When the United States entered World War I in the spring of 1917, the Allies hoped that the mere promise of a flood of US troops would unsettle Germany and force and end to the war. The Army itself had not engaged in large-scale combat against a modern, conventional opponent since the Civil War (action in Cuba excepted), and not against a formidable foreign foe since the War of 1812. Consequently, many hoped that the war would offer the opportunity for the US Army to demonstrate its competence and professionalism. As Carol Byerly’s Fever of War details, however, the Army’s training camps helped incubate the lethal Spanish Flu, and its soldiers helped spread the disease across the country and across the world.
Byerly traces how the influenza tore through the Army across 1918. The Army was certainly prepared for illness; it had been deeply embarrassed by the typhoid epidemic in the Spanish-American War, and had invested heavily in disease prevention and management as it became necessary to garrison the Philippines and other warm climes. Indeed, the relative success of the Army’s fight against typhoid led to a great deal of optimism about the ability of the medical service to tame disease.
As is now well understood, the flu struck in three waves. It first hit in the spring, taking a toll on USA training camps, but rapidly finding itself to the front lines. At this point, however, the disease was mostly non-lethal. A much more lethal wave struck in fall, and a final wave came in the months after the war ended. Most of the deaths struck recent recruits; 35000 of the some 50000 killed died in the first four months of service. The flu killed by filling the lungs with a red fluid; victims essentially drowned in their own blood. Altogether, roughly a quarter of all US Army soldiers would catch the flu.
The impact of the flu on the war effort itself is difficult to determine. It certainly undercut US manpower during the Hundred Days Offensive, and probably sapped the strength of the Army in the Meuse-Argonne Offensive. Pershing (who came under criticism for the relative ineffectiveness of US units) believed that, by undercutting US strength, the flu allowed the British and the French to undervalue the US military contribution to the war, and thus its political contribution to the peace. The logistical impact was severe, as the disease overwhelmed the Army’s logistical infrastructure. Beds and trucks that had been prepared for battlefield wounded were now committed to those sick with the flu.
Byerly also studies the impact of the influenza on medicine within the Army, and on American medicine more generally. Roughly a third of all the doctors in the United States served in the Army during World War I, although it struggled to attract the best medical officers. For their part (as will be familiar to viewers who remember M*A*S*H) doctors resented the authority of officers whom they viewed as social, professional, and intellectual inferiors. Some doctors were altogether unexcited by the prospect of treating influenza victims, having expected to deal with combat wounds. Treatment of the sick, usually requiring close care but not dramatic intervention, usually fell to nurses. But nurses struggled to establish and maintain their authority in military hospitals.
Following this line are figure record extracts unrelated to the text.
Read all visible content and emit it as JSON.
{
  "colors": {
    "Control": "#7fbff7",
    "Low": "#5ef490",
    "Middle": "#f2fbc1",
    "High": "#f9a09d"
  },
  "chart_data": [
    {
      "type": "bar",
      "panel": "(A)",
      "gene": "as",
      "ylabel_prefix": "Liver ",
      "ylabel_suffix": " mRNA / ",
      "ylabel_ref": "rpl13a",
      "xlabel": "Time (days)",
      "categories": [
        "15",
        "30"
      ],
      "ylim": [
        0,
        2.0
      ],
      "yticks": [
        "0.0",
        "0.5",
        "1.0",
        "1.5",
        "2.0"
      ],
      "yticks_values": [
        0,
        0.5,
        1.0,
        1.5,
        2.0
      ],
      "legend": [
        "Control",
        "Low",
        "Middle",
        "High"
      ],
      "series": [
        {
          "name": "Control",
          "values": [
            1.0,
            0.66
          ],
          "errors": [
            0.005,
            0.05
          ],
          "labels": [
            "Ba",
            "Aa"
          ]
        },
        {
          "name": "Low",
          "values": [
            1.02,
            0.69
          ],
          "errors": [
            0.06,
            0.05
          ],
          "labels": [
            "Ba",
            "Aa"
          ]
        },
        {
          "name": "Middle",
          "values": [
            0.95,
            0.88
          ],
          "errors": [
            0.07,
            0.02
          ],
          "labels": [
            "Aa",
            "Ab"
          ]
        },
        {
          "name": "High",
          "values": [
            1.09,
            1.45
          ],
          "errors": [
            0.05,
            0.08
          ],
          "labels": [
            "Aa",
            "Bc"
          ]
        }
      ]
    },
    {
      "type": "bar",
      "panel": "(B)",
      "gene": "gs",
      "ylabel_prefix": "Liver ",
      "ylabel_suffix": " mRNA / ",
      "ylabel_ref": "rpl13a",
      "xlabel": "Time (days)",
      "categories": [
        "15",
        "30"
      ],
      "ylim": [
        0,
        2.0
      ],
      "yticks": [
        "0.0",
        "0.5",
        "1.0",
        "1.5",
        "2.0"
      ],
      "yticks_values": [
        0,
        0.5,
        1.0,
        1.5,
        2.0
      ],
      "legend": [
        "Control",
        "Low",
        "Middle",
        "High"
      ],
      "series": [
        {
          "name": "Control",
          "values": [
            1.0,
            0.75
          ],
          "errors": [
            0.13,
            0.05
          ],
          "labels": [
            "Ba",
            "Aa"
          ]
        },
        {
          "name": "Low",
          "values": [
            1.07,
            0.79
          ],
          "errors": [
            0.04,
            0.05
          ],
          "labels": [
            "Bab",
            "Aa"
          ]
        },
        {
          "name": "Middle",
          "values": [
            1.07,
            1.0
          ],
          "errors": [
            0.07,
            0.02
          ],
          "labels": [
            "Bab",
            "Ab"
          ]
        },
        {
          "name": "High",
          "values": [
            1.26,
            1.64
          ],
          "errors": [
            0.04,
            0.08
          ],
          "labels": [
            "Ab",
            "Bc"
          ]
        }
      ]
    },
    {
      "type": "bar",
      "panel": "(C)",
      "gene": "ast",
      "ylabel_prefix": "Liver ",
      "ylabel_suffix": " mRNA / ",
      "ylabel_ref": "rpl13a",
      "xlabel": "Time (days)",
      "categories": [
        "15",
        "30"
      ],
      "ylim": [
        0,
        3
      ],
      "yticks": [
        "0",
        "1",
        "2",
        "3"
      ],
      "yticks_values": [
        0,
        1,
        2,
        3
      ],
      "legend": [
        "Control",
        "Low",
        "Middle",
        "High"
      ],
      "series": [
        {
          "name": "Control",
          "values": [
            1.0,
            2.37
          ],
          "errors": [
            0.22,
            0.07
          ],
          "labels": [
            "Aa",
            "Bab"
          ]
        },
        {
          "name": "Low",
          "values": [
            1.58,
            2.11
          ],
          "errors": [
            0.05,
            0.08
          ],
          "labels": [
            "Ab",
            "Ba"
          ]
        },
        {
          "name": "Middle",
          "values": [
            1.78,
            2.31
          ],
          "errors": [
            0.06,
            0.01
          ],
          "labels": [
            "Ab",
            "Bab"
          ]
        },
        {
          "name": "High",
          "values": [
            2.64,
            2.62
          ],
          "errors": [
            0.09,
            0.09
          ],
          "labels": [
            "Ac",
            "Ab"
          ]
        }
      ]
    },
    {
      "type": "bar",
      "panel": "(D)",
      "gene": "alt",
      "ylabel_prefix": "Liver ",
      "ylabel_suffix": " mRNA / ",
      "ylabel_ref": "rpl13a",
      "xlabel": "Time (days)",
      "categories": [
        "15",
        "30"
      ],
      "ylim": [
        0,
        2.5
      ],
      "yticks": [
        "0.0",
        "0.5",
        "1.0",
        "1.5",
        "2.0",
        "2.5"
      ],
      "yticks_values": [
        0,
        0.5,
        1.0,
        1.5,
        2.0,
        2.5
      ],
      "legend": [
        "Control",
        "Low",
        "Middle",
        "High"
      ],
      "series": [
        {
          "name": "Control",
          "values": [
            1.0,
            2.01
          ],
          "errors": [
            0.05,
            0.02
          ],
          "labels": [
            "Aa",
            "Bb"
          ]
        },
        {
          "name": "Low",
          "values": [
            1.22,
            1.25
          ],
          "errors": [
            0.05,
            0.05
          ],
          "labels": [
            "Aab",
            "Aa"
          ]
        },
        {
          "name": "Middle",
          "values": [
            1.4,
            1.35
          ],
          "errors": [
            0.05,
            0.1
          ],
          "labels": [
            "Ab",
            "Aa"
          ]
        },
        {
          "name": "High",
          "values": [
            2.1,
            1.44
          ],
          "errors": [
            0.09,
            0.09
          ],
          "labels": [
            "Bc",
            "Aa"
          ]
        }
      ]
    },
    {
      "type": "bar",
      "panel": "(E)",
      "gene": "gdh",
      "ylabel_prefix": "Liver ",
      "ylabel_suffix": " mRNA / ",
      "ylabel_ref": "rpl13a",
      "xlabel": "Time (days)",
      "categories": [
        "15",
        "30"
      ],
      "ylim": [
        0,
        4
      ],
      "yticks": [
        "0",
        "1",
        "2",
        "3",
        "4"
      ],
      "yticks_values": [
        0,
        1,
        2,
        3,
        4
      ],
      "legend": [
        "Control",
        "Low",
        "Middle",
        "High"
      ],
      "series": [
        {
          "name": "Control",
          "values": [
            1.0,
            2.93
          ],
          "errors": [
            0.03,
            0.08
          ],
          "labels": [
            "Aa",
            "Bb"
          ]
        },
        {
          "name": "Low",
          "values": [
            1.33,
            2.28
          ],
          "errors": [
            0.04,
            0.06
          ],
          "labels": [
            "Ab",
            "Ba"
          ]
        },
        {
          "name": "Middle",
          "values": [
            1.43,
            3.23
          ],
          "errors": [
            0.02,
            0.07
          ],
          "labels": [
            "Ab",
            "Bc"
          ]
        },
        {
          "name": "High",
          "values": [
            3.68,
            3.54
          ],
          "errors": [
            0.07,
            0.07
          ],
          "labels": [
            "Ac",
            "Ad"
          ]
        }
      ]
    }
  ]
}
In hindsight, medical officers focused on things that they could change, rather than those they could not. On the one hand, this included improved habitability of bases and camps, and better monitoring of the progression of the disease. On the other, it resulted in efforts to assess the differential impact of the virus on different ethnic groups and social classes. This was America, after all.
The Army was a microcosm of US society, with all of the inequity that entailed. Black doctors and nurses were treated much less well than their white comrades, and were rarely if ever put in positions of authority over whites. Ironically, segregation may have prevented the disease from running through some groups of African-American soldiers, although those who did get sick usually received substandard treatment. Similarly, nurses did not initially enjoy military rank.
Byerly argues that the war made the flu, or at least wildly inflated its spread and virulence. Fielded armies and the camps that supported them gave the virus the chance to mutate, while also offering easy vectors to spread. Nobody liked to die from the flu. As a general rule, soldiers prefer not to die in war. But when they did (and a great many did in the last year of the war) they preferred to die by German bullets and artillery shells than to the Spanish Flu. An often implicit distinction between those killed in action and those killed by the flu emerged, both within the Army and in the general public.
With respect to historical memory of the flu, reading Fever of War made me wonder about how the disease had endured in popular culture. I checked to see whether there were any references to the Spanish Flu in M*A*S*H, especially since one of the main characters (Sherman T. Potter) began his military career in the First World War, and would have seen the impact of the influenza firsthand. I haven’t been able to find any such references, though.
Altogether Fever of War is an extremely effective account of one organization’s response to the 1918 pandemic. Parts are a bit murky; the story of the relationship between the Medical Service and the rest of the Army is detailed, but sometimes confusing. And I was less than 100% sold on precisely how the influenza exploited the war to spread farther and become more lethal. But well-written and economical, the book is well worth a read as we tackle another pandemic.